A discovery made by scientists at the University of British Columbia could ease the need for ambergris, the product of a sperm whale's digestive system used as a fixative in high-end perfumes.
Joerg Bohlmann, a professor of botany and forest sciences, and post-doctoral researcher Philipp Zerbe announced last week that a similar compound can be made with the help of an extract from trees.
The scientists said they've identified a gene in balsam fir trees that could be used in the production of plant-based fixatives that could substitute for ambergris, which could make high-end perfumes more palatable to more people.
"The use of ambergris in the fragrance industry has been controversial," Bohlmann said in a news release.
"First of all, it’s an animal by-product and the use of such in cosmetics has been problematic, not to mention it comes from the sperm whale, an endangered species."
Ambergris is produced after a sperm whale eats sharp objects, such as shells and fish bones, and its gut produces a sticky slime to protect its digestive tract. Then the whale regurgitates the mixture — like a cat throwing up a fur ball. The vomit hardens into a rock-like substance that floats, and it washes up on beaches around the world.

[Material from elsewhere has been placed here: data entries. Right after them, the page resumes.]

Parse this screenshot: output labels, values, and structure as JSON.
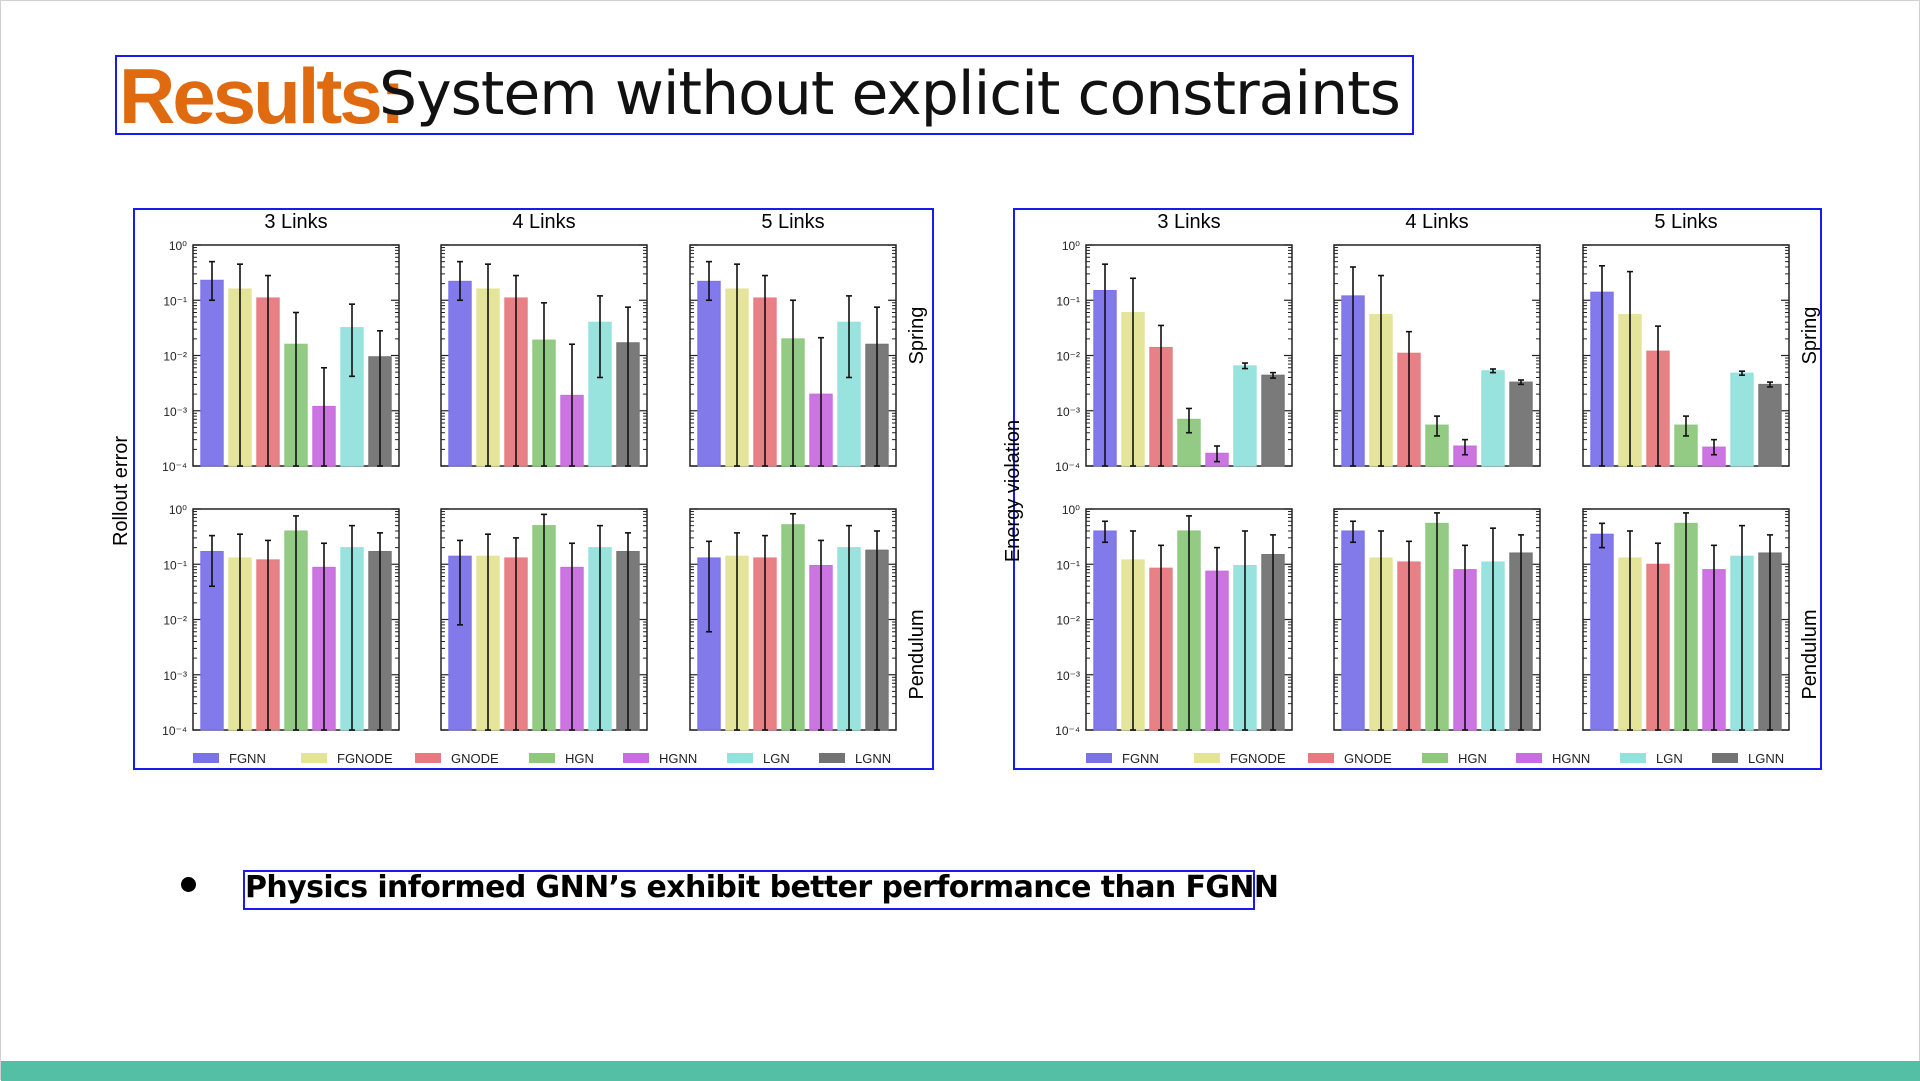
{
  "title": {
    "accent": "Results:",
    "rest": "System without explicit constraints"
  },
  "bullet": {
    "text": "Physics informed GNN’s exhibit better performance than FGNN"
  },
  "colors": {
    "title_accent": "#e06a10",
    "highlight_box": "#1a1aee",
    "footer_bar": "#55bfa5",
    "series": [
      "#7b72ea",
      "#e3e496",
      "#e77a80",
      "#8dc87d",
      "#c86de0",
      "#93e2dd",
      "#737373"
    ]
  },
  "chart_data": [
    {
      "type": "bar",
      "ylabel": "Rollout error",
      "yscale": "log",
      "ylim": [
        0.0001,
        1
      ],
      "yticks": [
        {
          "v": 1,
          "label": "10⁰"
        },
        {
          "v": 0.1,
          "label": "10⁻¹"
        },
        {
          "v": 0.01,
          "label": "10⁻²"
        },
        {
          "v": 0.001,
          "label": "10⁻³"
        },
        {
          "v": 0.0001,
          "label": "10⁻⁴"
        }
      ],
      "columns": [
        "3 Links",
        "4 Links",
        "5 Links"
      ],
      "rows": [
        "Spring",
        "Pendulum"
      ],
      "series": [
        "FGNN",
        "FGNODE",
        "GNODE",
        "HGN",
        "HGNN",
        "LGN",
        "LGNN"
      ],
      "panels": [
        {
          "column": "3 Links",
          "row": "Spring",
          "values": [
            0.23,
            0.16,
            0.11,
            0.016,
            0.0012,
            0.032,
            0.0095
          ],
          "err_low": [
            0.1,
            0.0001,
            0.0001,
            0.0001,
            0.0001,
            0.0042,
            0.0001
          ],
          "err_high": [
            0.5,
            0.45,
            0.28,
            0.06,
            0.006,
            0.085,
            0.028
          ]
        },
        {
          "column": "4 Links",
          "row": "Spring",
          "values": [
            0.22,
            0.16,
            0.11,
            0.019,
            0.0019,
            0.04,
            0.017
          ],
          "err_low": [
            0.1,
            0.0001,
            0.0001,
            0.0001,
            0.0001,
            0.004,
            0.0001
          ],
          "err_high": [
            0.5,
            0.45,
            0.28,
            0.09,
            0.016,
            0.12,
            0.075
          ]
        },
        {
          "column": "5 Links",
          "row": "Spring",
          "values": [
            0.22,
            0.16,
            0.11,
            0.02,
            0.002,
            0.04,
            0.016
          ],
          "err_low": [
            0.1,
            0.0001,
            0.0001,
            0.0001,
            0.0001,
            0.004,
            0.0001
          ],
          "err_high": [
            0.5,
            0.45,
            0.28,
            0.1,
            0.021,
            0.12,
            0.075
          ]
        },
        {
          "column": "3 Links",
          "row": "Pendulum",
          "values": [
            0.17,
            0.13,
            0.12,
            0.4,
            0.088,
            0.2,
            0.17
          ],
          "err_low": [
            0.04,
            0.0001,
            0.0001,
            0.0001,
            0.0001,
            0.0001,
            0.0001
          ],
          "err_high": [
            0.33,
            0.35,
            0.27,
            0.75,
            0.24,
            0.5,
            0.37
          ]
        },
        {
          "column": "4 Links",
          "row": "Pendulum",
          "values": [
            0.14,
            0.14,
            0.13,
            0.5,
            0.088,
            0.2,
            0.17
          ],
          "err_low": [
            0.008,
            0.0001,
            0.0001,
            0.0001,
            0.0001,
            0.0001,
            0.0001
          ],
          "err_high": [
            0.27,
            0.35,
            0.3,
            0.8,
            0.24,
            0.5,
            0.37
          ]
        },
        {
          "column": "5 Links",
          "row": "Pendulum",
          "values": [
            0.13,
            0.14,
            0.13,
            0.52,
            0.095,
            0.2,
            0.18
          ],
          "err_low": [
            0.006,
            0.0001,
            0.0001,
            0.0001,
            0.0001,
            0.0001,
            0.0001
          ],
          "err_high": [
            0.26,
            0.37,
            0.33,
            0.82,
            0.27,
            0.5,
            0.4
          ]
        }
      ]
    },
    {
      "type": "bar",
      "ylabel": "Energy violation",
      "yscale": "log",
      "ylim": [
        0.0001,
        1
      ],
      "yticks": [
        {
          "v": 1,
          "label": "10⁰"
        },
        {
          "v": 0.1,
          "label": "10⁻¹"
        },
        {
          "v": 0.01,
          "label": "10⁻²"
        },
        {
          "v": 0.001,
          "label": "10⁻³"
        },
        {
          "v": 0.0001,
          "label": "10⁻⁴"
        }
      ],
      "columns": [
        "3 Links",
        "4 Links",
        "5 Links"
      ],
      "rows": [
        "Spring",
        "Pendulum"
      ],
      "series": [
        "FGNN",
        "FGNODE",
        "GNODE",
        "HGN",
        "HGNN",
        "LGN",
        "LGNN"
      ],
      "panels": [
        {
          "column": "3 Links",
          "row": "Spring",
          "values": [
            0.15,
            0.06,
            0.014,
            0.0007,
            0.00017,
            0.0065,
            0.0044
          ],
          "err_low": [
            0.0001,
            0.0001,
            0.0001,
            0.0004,
            0.00012,
            0.0058,
            0.0039
          ],
          "err_high": [
            0.45,
            0.25,
            0.035,
            0.0011,
            0.00023,
            0.0073,
            0.0049
          ]
        },
        {
          "column": "4 Links",
          "row": "Spring",
          "values": [
            0.12,
            0.055,
            0.011,
            0.00055,
            0.00023,
            0.0053,
            0.0033
          ],
          "err_low": [
            0.0001,
            0.0001,
            0.0001,
            0.00035,
            0.00016,
            0.0049,
            0.003
          ],
          "err_high": [
            0.4,
            0.28,
            0.027,
            0.0008,
            0.0003,
            0.0057,
            0.0036
          ]
        },
        {
          "column": "5 Links",
          "row": "Spring",
          "values": [
            0.14,
            0.055,
            0.012,
            0.00055,
            0.00022,
            0.0048,
            0.003
          ],
          "err_low": [
            0.0001,
            0.0001,
            0.0001,
            0.00035,
            0.00016,
            0.0044,
            0.0027
          ],
          "err_high": [
            0.42,
            0.33,
            0.034,
            0.0008,
            0.0003,
            0.0052,
            0.0033
          ]
        },
        {
          "column": "3 Links",
          "row": "Pendulum",
          "values": [
            0.4,
            0.12,
            0.085,
            0.4,
            0.075,
            0.095,
            0.15
          ],
          "err_low": [
            0.25,
            0.0001,
            0.0001,
            0.0001,
            0.0001,
            0.0001,
            0.0001
          ],
          "err_high": [
            0.6,
            0.4,
            0.22,
            0.75,
            0.2,
            0.4,
            0.34
          ]
        },
        {
          "column": "4 Links",
          "row": "Pendulum",
          "values": [
            0.4,
            0.13,
            0.11,
            0.55,
            0.08,
            0.11,
            0.16
          ],
          "err_low": [
            0.25,
            0.0001,
            0.0001,
            0.0001,
            0.0001,
            0.0001,
            0.0001
          ],
          "err_high": [
            0.6,
            0.4,
            0.26,
            0.85,
            0.22,
            0.45,
            0.34
          ]
        },
        {
          "column": "5 Links",
          "row": "Pendulum",
          "values": [
            0.35,
            0.13,
            0.1,
            0.55,
            0.08,
            0.14,
            0.16
          ],
          "err_low": [
            0.2,
            0.0001,
            0.0001,
            0.0001,
            0.0001,
            0.0001,
            0.0001
          ],
          "err_high": [
            0.55,
            0.4,
            0.24,
            0.85,
            0.22,
            0.5,
            0.34
          ]
        }
      ]
    }
  ]
}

This compound is then collected by beachcombers and sold to be added to high-end perfumes to help keep the fragrance on the body.
The search for an ambergris substitute is nothing new, Bohlmann said. In the Mediterranean, sage has been cultivated for the production of a plant-based alternative, but results have been variable and unpredictable.
His lab's discovery of a much more efficient process using the balsam fir gene could mean that production of a plant-based substitute could be both cheaper and more sustainable than ambergris collection.
"Certainly you would not have to go back anymore to pick up whale barf off of the beaches — or, in an extreme case, even hunting the whales and extracting these compounds from their intestines," he told CBC News on Friday.